Hardware Fault Isolation
HFI relies on hardware-provided
memory management features to enforce the isolation between the kernel
and extensions. This is the same method that traditional operating
systems use to isolate their kernels from user-space applications. It
also forms the basis for most `virtualization' and `isolation'
systems, which can be viewed as very coarse-grain extension
mechanisms. Notable examples include the VMware [25] and
Virtual PC [9] virtual machines, as well as the library
operating systems supported by Exokernel [12], the Denali
isolation kernel [28], and Xen [3] - a new VM
monitor that defines an abstract VM to which kernels are then ported,
reportedly achieving close to native performance.

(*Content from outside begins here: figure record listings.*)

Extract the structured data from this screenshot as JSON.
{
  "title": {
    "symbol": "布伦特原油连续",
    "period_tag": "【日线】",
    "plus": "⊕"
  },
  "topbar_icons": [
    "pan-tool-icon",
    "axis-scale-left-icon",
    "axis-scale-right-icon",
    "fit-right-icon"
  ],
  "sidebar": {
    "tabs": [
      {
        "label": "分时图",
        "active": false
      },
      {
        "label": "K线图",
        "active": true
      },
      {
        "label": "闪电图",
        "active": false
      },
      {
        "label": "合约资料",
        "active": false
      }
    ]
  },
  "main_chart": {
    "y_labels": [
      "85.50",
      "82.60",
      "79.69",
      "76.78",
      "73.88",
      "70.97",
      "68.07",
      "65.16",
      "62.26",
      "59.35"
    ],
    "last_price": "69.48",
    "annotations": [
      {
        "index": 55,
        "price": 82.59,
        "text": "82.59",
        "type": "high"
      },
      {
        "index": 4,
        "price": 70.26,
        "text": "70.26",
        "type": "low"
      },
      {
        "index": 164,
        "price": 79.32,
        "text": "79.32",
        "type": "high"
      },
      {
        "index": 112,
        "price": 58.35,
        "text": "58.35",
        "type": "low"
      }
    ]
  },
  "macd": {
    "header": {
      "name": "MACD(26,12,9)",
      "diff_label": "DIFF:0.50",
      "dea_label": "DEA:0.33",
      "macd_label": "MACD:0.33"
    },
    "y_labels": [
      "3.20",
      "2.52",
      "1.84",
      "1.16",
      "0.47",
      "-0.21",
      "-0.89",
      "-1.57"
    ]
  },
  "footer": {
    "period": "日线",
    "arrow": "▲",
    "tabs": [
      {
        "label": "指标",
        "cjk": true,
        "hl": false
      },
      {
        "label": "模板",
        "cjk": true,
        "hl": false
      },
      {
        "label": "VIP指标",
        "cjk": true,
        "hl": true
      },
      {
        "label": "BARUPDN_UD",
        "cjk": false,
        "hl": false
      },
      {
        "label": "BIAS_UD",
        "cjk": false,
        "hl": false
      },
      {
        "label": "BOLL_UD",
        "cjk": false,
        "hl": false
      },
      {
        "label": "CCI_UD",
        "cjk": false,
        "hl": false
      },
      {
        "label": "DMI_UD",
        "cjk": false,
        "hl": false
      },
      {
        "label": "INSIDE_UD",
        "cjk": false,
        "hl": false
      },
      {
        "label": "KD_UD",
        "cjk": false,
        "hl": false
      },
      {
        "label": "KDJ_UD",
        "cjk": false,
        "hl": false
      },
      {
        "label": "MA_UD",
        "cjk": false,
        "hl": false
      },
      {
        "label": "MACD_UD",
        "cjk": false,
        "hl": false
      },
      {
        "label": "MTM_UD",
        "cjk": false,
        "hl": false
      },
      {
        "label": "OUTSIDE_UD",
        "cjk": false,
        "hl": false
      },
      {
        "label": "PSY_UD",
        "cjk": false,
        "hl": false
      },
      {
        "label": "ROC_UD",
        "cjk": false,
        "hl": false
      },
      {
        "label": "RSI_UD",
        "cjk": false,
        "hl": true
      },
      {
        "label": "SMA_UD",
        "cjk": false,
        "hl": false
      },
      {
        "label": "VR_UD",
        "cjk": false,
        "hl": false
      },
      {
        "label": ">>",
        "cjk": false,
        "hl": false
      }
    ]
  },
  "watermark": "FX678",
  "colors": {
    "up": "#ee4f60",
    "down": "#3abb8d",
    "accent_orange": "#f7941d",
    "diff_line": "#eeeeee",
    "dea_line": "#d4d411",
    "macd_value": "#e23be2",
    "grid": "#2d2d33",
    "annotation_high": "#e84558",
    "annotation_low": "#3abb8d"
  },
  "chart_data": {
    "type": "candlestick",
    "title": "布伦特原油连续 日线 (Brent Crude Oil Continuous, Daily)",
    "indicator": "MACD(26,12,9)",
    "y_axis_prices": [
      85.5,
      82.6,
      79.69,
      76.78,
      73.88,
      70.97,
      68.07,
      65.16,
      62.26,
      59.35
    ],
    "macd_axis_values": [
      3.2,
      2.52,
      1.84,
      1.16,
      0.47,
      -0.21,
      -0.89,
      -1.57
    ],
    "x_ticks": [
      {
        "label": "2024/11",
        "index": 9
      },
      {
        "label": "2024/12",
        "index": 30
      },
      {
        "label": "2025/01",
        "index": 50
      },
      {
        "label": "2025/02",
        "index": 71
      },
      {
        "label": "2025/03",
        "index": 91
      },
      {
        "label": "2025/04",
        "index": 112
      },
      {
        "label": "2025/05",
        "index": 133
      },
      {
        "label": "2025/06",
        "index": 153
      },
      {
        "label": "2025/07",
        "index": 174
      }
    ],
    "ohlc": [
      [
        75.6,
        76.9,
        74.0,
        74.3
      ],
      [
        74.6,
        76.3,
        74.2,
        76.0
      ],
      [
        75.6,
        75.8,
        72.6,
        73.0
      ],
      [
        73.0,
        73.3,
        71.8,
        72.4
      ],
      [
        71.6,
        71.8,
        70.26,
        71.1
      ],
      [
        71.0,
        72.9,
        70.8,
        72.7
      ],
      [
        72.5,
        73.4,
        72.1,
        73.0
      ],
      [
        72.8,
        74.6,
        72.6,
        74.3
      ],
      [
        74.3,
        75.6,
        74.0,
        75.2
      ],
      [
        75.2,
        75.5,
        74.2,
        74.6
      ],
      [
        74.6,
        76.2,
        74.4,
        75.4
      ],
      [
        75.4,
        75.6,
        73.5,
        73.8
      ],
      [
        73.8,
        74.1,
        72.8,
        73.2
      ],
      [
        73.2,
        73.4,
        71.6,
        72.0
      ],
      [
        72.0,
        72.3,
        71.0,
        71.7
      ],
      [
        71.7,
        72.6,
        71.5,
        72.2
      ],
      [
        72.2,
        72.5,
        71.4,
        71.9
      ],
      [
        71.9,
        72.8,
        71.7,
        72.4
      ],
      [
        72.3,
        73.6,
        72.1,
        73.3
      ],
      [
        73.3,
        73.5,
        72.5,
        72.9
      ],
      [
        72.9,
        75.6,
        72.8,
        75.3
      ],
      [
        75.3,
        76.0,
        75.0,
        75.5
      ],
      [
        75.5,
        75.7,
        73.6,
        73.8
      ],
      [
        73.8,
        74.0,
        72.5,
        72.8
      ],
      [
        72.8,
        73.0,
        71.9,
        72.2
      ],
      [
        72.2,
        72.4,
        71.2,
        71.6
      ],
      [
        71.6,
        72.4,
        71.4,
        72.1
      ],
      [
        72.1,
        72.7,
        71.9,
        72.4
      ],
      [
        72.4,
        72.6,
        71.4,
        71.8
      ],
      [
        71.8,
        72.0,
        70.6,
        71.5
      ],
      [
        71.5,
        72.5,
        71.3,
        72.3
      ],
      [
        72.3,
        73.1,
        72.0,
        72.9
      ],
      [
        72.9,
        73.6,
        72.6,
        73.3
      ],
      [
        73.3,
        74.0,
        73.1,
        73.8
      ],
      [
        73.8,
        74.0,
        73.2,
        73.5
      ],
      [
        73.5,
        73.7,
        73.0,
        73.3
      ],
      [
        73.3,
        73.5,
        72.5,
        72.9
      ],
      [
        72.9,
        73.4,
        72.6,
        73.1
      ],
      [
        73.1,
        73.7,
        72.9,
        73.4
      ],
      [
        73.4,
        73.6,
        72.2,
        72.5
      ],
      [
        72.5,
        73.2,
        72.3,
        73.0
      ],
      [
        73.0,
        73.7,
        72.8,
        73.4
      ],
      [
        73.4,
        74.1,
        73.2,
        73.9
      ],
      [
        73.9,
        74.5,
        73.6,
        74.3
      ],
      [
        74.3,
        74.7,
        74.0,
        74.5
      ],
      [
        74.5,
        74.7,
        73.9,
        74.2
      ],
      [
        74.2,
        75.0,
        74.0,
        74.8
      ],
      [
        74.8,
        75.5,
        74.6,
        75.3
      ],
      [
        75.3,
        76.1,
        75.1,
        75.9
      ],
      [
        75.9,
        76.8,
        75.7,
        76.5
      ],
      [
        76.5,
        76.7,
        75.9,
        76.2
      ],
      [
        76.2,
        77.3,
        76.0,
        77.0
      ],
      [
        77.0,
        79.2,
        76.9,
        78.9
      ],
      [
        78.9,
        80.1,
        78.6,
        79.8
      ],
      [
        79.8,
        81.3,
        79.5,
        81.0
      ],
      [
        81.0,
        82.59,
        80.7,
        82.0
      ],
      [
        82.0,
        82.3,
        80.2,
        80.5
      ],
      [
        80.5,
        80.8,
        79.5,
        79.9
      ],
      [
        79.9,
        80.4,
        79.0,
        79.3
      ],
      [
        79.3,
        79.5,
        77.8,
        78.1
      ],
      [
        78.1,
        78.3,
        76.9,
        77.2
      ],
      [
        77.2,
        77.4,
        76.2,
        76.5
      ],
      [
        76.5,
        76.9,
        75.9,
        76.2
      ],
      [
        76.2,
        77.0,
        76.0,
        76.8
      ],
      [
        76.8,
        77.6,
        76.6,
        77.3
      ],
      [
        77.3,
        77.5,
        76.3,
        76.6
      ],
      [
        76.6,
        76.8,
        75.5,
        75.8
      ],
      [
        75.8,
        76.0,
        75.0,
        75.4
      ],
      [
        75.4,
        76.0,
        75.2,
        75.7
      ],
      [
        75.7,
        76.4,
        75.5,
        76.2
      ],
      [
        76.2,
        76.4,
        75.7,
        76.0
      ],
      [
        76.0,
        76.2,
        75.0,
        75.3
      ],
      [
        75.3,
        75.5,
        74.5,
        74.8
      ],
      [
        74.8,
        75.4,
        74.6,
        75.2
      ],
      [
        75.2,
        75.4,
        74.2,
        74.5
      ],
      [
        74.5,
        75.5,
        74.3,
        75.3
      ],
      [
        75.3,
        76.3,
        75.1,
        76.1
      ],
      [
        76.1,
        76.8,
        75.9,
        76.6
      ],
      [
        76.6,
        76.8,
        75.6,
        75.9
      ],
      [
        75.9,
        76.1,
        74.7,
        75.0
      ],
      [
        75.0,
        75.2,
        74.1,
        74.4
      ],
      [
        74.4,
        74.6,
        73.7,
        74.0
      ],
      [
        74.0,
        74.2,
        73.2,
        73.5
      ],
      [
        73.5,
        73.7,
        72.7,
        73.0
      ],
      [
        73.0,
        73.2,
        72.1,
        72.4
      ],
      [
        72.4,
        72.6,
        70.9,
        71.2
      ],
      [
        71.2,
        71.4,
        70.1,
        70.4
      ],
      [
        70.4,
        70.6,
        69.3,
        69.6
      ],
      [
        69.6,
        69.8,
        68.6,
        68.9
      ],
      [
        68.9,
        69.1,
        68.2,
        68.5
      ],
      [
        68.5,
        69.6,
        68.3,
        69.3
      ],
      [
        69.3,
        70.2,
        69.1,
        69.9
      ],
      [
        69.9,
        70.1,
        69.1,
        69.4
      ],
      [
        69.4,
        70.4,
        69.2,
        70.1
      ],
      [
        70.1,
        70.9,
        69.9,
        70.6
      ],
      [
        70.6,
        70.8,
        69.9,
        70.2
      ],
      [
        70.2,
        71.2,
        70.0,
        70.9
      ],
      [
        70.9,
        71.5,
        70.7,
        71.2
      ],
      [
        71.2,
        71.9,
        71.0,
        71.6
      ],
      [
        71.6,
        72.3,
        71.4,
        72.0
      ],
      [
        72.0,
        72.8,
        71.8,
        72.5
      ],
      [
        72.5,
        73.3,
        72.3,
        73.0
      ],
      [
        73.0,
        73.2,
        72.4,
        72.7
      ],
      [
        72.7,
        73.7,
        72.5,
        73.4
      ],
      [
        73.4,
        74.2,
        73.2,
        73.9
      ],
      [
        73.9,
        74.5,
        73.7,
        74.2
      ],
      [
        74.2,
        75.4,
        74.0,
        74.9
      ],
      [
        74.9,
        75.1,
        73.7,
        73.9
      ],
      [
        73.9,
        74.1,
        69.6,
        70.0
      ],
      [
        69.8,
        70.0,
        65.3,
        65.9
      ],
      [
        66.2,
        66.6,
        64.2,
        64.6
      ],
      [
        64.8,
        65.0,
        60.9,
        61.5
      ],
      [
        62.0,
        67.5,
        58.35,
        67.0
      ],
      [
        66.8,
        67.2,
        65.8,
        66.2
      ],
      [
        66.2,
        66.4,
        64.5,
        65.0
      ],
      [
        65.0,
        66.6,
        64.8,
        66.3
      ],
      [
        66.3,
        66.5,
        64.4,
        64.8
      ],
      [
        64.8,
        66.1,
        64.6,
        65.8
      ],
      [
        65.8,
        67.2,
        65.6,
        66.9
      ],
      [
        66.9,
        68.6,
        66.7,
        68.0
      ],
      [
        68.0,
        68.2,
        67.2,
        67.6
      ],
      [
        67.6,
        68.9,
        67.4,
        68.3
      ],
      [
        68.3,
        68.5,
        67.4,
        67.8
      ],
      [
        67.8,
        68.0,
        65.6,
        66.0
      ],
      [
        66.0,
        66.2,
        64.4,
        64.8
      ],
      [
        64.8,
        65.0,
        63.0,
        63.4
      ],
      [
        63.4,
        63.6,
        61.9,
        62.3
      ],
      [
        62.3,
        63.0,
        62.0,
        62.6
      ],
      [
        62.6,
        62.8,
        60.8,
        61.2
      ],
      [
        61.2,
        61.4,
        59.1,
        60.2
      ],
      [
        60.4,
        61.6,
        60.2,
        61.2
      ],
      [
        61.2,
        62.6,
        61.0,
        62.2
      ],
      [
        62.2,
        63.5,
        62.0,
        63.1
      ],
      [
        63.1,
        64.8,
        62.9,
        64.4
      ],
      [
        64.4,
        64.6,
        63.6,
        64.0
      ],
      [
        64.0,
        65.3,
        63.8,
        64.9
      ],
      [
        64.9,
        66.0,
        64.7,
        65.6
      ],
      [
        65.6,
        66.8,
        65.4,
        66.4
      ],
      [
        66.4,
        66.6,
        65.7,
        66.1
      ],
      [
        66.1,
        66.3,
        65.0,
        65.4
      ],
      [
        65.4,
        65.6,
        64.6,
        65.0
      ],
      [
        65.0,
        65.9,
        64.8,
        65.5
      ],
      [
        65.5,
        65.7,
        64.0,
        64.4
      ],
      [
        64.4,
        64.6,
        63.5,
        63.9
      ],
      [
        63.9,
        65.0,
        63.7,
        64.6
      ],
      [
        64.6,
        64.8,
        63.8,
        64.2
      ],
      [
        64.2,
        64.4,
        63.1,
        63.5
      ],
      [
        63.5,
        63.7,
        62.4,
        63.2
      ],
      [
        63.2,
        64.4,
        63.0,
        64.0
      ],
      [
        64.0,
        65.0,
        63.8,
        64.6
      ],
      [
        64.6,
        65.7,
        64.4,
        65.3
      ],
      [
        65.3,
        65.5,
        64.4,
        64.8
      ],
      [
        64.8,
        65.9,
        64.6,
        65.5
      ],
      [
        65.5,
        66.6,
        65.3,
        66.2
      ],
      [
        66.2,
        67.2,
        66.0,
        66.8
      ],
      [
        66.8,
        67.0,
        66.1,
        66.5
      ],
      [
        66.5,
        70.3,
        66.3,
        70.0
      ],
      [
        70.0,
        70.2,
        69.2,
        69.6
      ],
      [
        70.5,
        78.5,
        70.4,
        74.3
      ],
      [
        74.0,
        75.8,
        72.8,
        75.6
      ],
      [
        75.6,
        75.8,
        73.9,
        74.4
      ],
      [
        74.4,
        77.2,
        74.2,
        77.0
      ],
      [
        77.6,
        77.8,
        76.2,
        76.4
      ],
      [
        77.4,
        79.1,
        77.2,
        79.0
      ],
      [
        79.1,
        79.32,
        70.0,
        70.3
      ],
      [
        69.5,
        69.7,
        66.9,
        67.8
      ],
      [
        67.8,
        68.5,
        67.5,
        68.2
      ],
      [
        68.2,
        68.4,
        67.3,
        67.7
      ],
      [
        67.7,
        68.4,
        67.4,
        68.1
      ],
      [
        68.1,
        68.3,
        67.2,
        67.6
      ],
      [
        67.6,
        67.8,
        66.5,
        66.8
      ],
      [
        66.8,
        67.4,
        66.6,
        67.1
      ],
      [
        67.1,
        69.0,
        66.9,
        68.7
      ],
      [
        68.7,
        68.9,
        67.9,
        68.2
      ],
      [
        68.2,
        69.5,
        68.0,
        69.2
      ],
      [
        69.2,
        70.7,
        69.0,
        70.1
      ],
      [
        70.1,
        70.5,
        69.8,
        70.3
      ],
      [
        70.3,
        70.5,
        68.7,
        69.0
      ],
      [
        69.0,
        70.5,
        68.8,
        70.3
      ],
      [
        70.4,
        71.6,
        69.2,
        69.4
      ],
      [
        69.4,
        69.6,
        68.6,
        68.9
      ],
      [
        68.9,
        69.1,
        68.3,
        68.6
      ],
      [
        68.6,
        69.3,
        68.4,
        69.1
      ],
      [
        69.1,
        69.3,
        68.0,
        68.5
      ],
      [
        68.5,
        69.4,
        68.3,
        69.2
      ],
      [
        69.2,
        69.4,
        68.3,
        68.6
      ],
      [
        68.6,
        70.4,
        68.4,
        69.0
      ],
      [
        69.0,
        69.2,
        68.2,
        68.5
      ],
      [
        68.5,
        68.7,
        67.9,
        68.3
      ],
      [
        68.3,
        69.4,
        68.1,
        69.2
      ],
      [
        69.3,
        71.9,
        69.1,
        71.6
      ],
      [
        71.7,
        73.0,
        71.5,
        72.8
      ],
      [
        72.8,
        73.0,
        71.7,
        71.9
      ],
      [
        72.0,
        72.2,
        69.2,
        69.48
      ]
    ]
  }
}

Palladium [8] also uses hardware features to achieve extension isolation, but on a somewhat finer grain and without striving to provide a complete virtualization environment. It limits its scope only to untrusted kernel modules, and uses segmentation and privilege-checking hardware to ensure that they cannot interfere with the kernel proper. While Palladium's strategy results in better performance compared to virtual machines, it still restricts system adaptation to relatively coarse-grain kernel modules, and limits the dynamic use of such extensions because it requires off-line module compilation.
Kernel Plugins
Like some of the above approaches, we choose to
employ a hardware-based scheme, exploiting the x86 architecture's
segmentation hardware and unused privilege rings to provide isolation.
Specifically, the x86 hardware provides 4 `privilege ring
levels'. Typical operating systems use ring-0 (most privileged) and
ring-3 (least privileged) for kernel and user modes,
respectively. Kernel plugins utilize one of the unused privilege
rings. Thus, memory protection and control-flow restrictions are
enforced entirely in hardware, causing no discernible performance
degradation. This is a popular isolation approach employed by all x86
virtual machine projects of which we are aware, as well as the
implementation of intra-address space protection in Palladium.
Unlike VMware and VirtualPC style VMs, however, we do not strive to provide the illusion of a dedicated machine. Instead, we define a streamlined, lightweight execution environment in a manner which is more meaningful and fitting to a plugin's purpose of customizing existing services rather than deploying new ones. Unlike Exokernel, Denali, and Xen, we do not modify host architectural assumptions and require no porting or reimplementation of host-kernel subsystems that do not need to be extensible. Finally, unlike Palladium we strive to achieve finer granularity and enable runtime online adaptation while keeping setup overheads low. Experimental results presented in this paper demonstrate that kernel plugins experience no additional runtime costs per instruction. We also show that the overhead of protected control transfers to and from plugins are both small and predictable.